Reseña publicada en la revista «El Sábado» del diario El Mercurio, 29 de noviembre de 2014

pasión y condena - villoroEl título apunta a la desmesura y a la desgracia, cuanto menos; sin embargo, como empieza a aclararlo el subtítulo, «Viaje en torno a una mesa de trabajo», se trata, en realidad, de un luminoso y ameno ensayo sobre la escritura. Juan Villoro inauguró el festival Puerto de Ideas en 2013 con la lectura de esta conferencia, que aborda desde la materialidad que rodea el ejercicio de la creación literaria -la mesa, los objetos que la cubren parcialmente, el entorno- hasta lo que significa la vocación de escritor en otras dimensiones. Escribir como un trabajo. Escribir como una condena. La escritura como sufrimiento y como placer, o en qué momento y por qué oscila de un polo a otro.

Apoyado en abundantes referencias literarias, Villoro va desenredando la madeja con su habitual solvencia; el escritor mexicano cultiva el ensayo con un estilo diáfano y cercano, lo que se advierte aún más en el cuidado de la escritura en un texto destinado en primer lugar a la lectura en voz alta, que trabaja también con recursos retóricos como la paradoja y el chiste, entre otros, para que no solo corra con fluidez, sino igualmente con quiebres que rompan toda posible monotonía. En una palabra, es una conferencia escrita con empatía, pensando en quienes la van a escuchar, y que, una vez transformada en texto impreso, no pierde nada de su frescura y de su fluidez.

Aparte de, por cierto, su certero modo de iluminar un oficio, digamos, una vocación, una elección creativa, que implica casi siempre soledad (aunque hay casos notables de escritura compartida, como los textos a dúo de Borges y Bioy Casares) y ensimismamiento, así como -estamos hablando de escritores de verdad, no de meros entretenedores- una fuerte carga de angustia, sufrimiento y agobio. Villoro, en este aspecto, cita a Vila-Matas y su novela sobre los escritores que abandonaron la tarea, a Fresán y sus reflexiones sobre lo liberador que debe ser dejar la escritura, a Walser y la búsqueda de una medianía silenciosa que lo rescatara del abismo, a Warburg y su redención de la locura a través del camino inverso, el de escribir.
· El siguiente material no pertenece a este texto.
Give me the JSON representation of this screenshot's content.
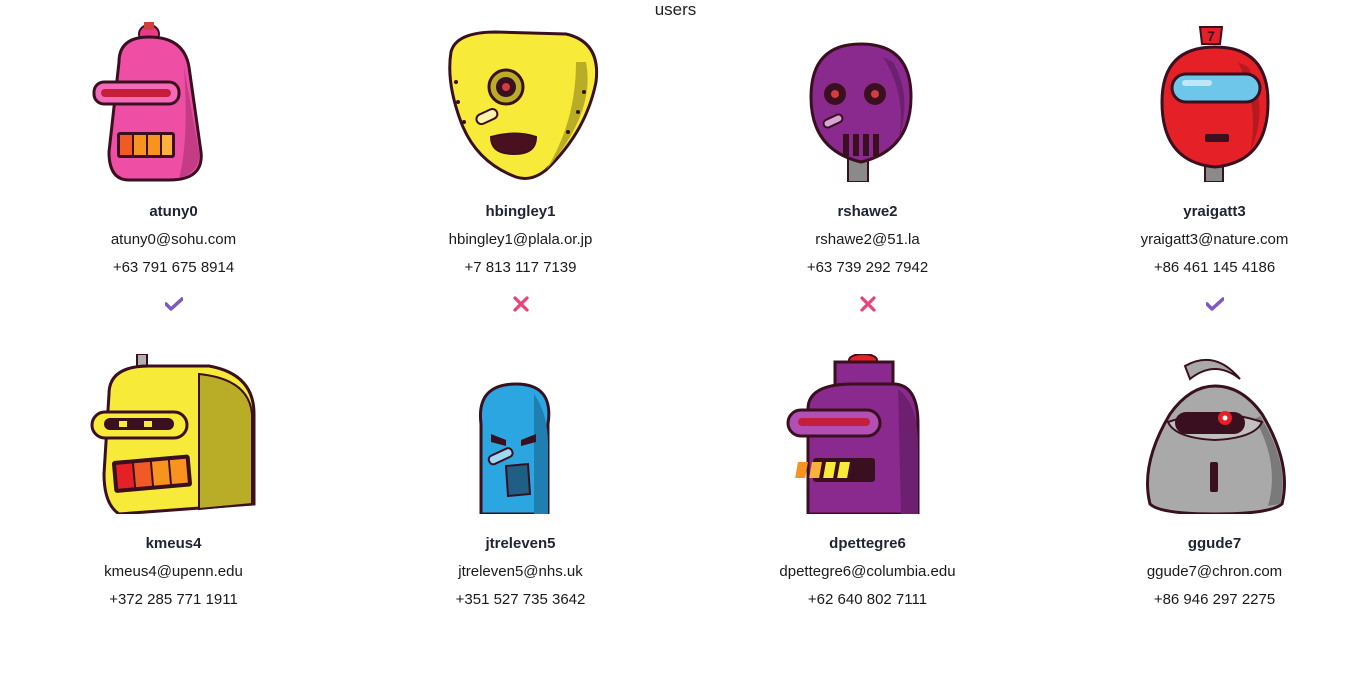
{
  "page": {
    "title": "users"
  },
  "users": [
    {
      "username": "atuny0",
      "email": "atuny0@sohu.com",
      "phone": "+63 791 675 8914",
      "status": "check",
      "robot": "pink",
      "color": "#ee4fa5"
    },
    {
      "username": "hbingley1",
      "email": "hbingley1@plala.or.jp",
      "phone": "+7 813 117 7139",
      "status": "cross",
      "robot": "yellow-eye",
      "color": "#f7ea38"
    },
    {
      "username": "rshawe2",
      "email": "rshawe2@51.la",
      "phone": "+63 739 292 7942",
      "status": "cross",
      "robot": "purple-skull",
      "color": "#8b2a8e"
    },
    {
      "username": "yraigatt3",
      "email": "yraigatt3@nature.com",
      "phone": "+86 461 145 4186",
      "status": "check",
      "robot": "red-visor",
      "color": "#e52026"
    },
    {
      "username": "kmeus4",
      "email": "kmeus4@upenn.edu",
      "phone": "+372 285 771 1911",
      "status": "",
      "robot": "yellow-box",
      "color": "#f7ea38"
    },
    {
      "username": "jtreleven5",
      "email": "jtreleven5@nhs.uk",
      "phone": "+351 527 735 3642",
      "status": "",
      "robot": "blue-tall",
      "color": "#2ba6e0"
    },
    {
      "username": "dpettegre6",
      "email": "dpettegre6@columbia.edu",
      "phone": "+62 640 802 7111",
      "status": "",
      "robot": "purple-visor",
      "color": "#8b2a8e"
    },
    {
      "username": "ggude7",
      "email": "ggude7@chron.com",
      "phone": "+86 946 297 2275",
      "status": "",
      "robot": "grey-cyclops",
      "color": "#a9a9a9"
    }
  ],
  "colors": {
    "check": "#7e57c2",
    "cross": "#ec407a"
  }
}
Este último caso es quizá el más revelador, por lo singular y extremo: el historiador y teórico del arte escribe una ponencia para demostrar su sanidad mental, pero el discurso que construye es un método curativo en sí mismo, una manera de establecer cómo inscribir el pensamiento mágico en el orden racional y así conciliar los fantasmas interiores con las reglas del mundo.

Juan Villoro. Editorial UV de la Universidad de Valparaíso, Valparaíso, 2014. 54 páginas.